Spettacolando – I Machine de Cirque rapiscono il pubblico del Teatro Comunale di Vicenza
E’ graditissimo il ritorno per il secondo anno consecutivo al Teatro Comunale di Vicenza dei Machine de Cirque.
Il 15 febbraio i performanti artisti canadesi, con il loro nuovo spettacolo “La Galerie”, hanno scombussolato i principi della fisica, i limiti umani e la quiete vicentina.
Che fossero famosi in tutto il mondo per le loro raffinate creazioni di circo contemporaneo lo sapevamo già: questo ha portato il pubblico ad un sold out annunciato ma ha alzato le aspettative. E le aspettative sono spesso sinonimo di delusione.
Quella serie di nuvolette che annebbiano il cervello e costruiscono quei: “tutto qui”? “E questo cosa mi rappresenta”? “Bravi…però i Momix sono un’altra cosa…e Le cirque du Soleil, poi neanche da paragonare”.

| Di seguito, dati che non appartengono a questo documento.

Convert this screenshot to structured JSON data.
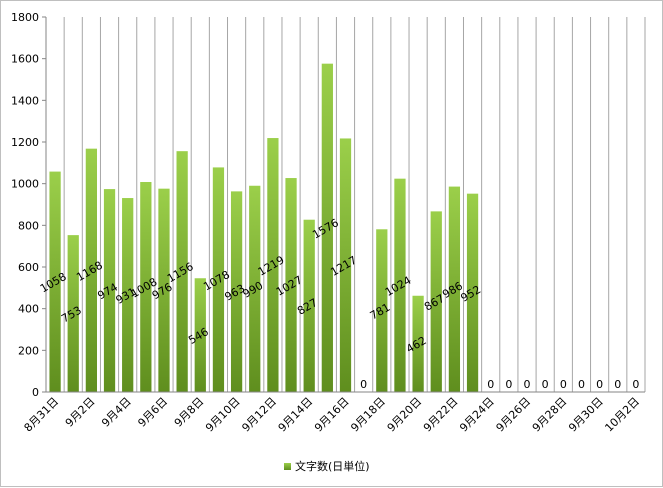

Gli artisti li sentono gli occhi puntati addosso, quelli di chi è pronto a criticare perché non è stato stupito abbastanza.
I Machine de Cirque hanno iniziato quasi in modo provocatorio, con una presenza sul palco quasi statica, come fossimo di fronte a una rappresentazione di Čechov. E le nuvole sono scomparse in un attimo, l’attimo preciso in cui hanno rapito la nostra attenzione.

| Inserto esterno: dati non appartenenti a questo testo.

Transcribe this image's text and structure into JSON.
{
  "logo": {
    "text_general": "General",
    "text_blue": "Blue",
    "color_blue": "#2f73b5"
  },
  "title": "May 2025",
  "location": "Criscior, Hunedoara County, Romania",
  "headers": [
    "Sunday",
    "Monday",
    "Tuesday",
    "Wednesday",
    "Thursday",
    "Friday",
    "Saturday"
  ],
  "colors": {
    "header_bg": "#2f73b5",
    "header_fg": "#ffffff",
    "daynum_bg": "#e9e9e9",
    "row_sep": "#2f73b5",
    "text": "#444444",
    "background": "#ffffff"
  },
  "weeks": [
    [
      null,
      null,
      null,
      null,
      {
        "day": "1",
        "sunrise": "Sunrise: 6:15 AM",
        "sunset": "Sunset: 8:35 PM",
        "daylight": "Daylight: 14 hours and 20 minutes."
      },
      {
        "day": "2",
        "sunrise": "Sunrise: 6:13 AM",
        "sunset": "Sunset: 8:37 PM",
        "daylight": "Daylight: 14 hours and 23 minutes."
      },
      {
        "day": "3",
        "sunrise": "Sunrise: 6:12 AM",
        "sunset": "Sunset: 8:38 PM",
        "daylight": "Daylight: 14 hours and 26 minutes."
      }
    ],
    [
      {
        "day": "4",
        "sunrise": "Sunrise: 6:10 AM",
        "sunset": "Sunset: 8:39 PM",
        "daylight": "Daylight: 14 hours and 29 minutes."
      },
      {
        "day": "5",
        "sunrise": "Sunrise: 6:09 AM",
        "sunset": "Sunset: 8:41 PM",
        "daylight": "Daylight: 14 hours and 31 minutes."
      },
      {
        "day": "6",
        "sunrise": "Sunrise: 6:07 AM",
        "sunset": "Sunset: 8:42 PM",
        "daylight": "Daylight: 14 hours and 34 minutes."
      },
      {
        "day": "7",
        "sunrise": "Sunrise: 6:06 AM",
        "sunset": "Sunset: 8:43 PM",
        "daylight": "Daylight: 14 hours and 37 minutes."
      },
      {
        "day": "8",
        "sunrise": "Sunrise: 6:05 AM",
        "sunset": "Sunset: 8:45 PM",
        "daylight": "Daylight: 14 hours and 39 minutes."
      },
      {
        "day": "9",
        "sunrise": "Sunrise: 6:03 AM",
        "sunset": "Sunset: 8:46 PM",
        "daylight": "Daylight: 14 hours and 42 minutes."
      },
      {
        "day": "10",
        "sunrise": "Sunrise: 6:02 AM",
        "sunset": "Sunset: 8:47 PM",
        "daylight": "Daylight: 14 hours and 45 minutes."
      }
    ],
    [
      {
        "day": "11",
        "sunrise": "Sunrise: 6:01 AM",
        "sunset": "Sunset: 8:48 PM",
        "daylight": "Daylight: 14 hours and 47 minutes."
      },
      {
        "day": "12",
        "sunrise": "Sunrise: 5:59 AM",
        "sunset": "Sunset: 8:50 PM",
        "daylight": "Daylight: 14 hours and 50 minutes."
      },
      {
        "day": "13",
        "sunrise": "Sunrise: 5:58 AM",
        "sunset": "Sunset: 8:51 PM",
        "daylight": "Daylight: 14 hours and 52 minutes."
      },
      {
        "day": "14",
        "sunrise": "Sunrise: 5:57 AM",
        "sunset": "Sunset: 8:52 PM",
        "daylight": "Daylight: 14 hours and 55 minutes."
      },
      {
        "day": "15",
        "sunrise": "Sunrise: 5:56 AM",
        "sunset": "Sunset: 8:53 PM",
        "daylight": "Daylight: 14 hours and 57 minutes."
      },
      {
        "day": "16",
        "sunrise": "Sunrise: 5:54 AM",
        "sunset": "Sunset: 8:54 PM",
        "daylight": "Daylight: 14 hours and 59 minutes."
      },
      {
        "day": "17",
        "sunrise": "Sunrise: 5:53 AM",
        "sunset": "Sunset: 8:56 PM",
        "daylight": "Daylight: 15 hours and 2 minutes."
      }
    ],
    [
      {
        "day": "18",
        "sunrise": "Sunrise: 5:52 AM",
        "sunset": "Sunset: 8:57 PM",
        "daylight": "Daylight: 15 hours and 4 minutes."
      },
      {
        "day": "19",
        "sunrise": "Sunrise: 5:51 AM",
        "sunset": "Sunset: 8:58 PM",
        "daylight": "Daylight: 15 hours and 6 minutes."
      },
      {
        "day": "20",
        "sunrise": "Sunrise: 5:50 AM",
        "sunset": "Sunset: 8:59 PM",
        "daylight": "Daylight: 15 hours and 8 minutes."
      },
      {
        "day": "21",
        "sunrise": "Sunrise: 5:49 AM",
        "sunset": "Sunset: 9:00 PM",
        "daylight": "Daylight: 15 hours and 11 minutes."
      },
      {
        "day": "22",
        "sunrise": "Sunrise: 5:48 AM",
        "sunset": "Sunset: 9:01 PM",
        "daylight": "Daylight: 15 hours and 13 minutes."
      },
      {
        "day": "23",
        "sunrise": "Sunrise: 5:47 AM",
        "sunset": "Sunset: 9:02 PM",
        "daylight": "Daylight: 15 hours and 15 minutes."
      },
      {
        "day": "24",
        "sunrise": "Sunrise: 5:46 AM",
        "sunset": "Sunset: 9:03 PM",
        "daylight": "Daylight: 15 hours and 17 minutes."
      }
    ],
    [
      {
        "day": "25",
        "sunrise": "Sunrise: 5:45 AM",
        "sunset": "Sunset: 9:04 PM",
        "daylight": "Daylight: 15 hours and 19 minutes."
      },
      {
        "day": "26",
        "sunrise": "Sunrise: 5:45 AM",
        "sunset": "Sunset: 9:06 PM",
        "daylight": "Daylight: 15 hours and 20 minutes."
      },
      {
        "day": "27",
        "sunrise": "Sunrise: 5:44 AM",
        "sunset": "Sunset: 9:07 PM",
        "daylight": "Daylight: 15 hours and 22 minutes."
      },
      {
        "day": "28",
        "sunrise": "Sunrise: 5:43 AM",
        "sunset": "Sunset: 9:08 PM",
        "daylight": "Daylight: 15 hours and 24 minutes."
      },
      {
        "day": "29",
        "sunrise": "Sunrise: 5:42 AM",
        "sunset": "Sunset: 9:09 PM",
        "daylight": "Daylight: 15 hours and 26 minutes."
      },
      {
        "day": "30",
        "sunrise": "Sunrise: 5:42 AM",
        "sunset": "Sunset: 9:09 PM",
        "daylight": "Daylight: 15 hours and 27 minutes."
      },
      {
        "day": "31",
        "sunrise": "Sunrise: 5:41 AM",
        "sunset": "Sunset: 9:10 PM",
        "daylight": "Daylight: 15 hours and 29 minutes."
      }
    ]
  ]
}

Non è chiaro come ci siano riusciti: l’eleganza dei piccoli gesti, forse, o la precisione degli stessi. La presenza sul palco, che è diventato un tutt’uno con loro.

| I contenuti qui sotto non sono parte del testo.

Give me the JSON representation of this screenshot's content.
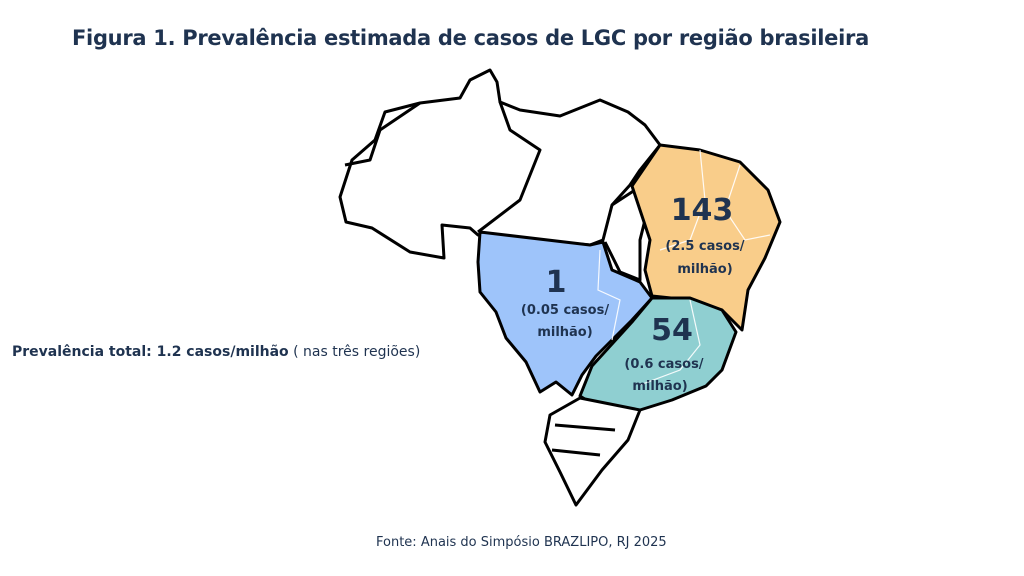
{
  "title": "Figura 1. Prevalência estimada de casos de LGC por região brasileira",
  "total": {
    "label": "Prevalência total: 1.2 casos/milhão",
    "note": "( nas três regiões)"
  },
  "source": "Fonte: Anais do Simpósio BRAZLIPO, RJ 2025",
  "regions": {
    "northeast": {
      "count": "143",
      "rate_line1": "(2.5 casos/",
      "rate_line2": "milhão)",
      "color": "#F9CD8A"
    },
    "centerwest": {
      "count": "1",
      "rate_line1": "(0.05 casos/",
      "rate_line2": "milhão)",
      "color": "#9EC4FA"
    },
    "southeast": {
      "count": "54",
      "rate_line1": "(0.6 casos/",
      "rate_line2": "milhão)",
      "color": "#8FCFD1"
    },
    "north": {
      "color": "#FFFFFF"
    },
    "south": {
      "color": "#FFFFFF"
    }
  }
}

Da quel momento in poi, da quando hanno capito di averci presi tutti, nessuno escluso, è iniziata la danza: che non si può raccontare. Non si può descrivere la tensione di un salto, la leggerezza con cui un uomo si caricava altri due uomini sulle spalle, ma non come a dire quanto sono bravo, quanto sono forte.
Forse volevano dirci che possiamo portare sulle spalle ciò che vogliamo, se quello a cui miriamo è l’equilibrio, o quella strada impervia che ci porta a testare i limiti umani, solo per il gusto di poterli superare. Caricare un peso per poterci sentire più leggeri, dopo, quando non c’è più. O chissà, solo per puro gioco. Perché è anche questo il circo, puro divertimento. O no?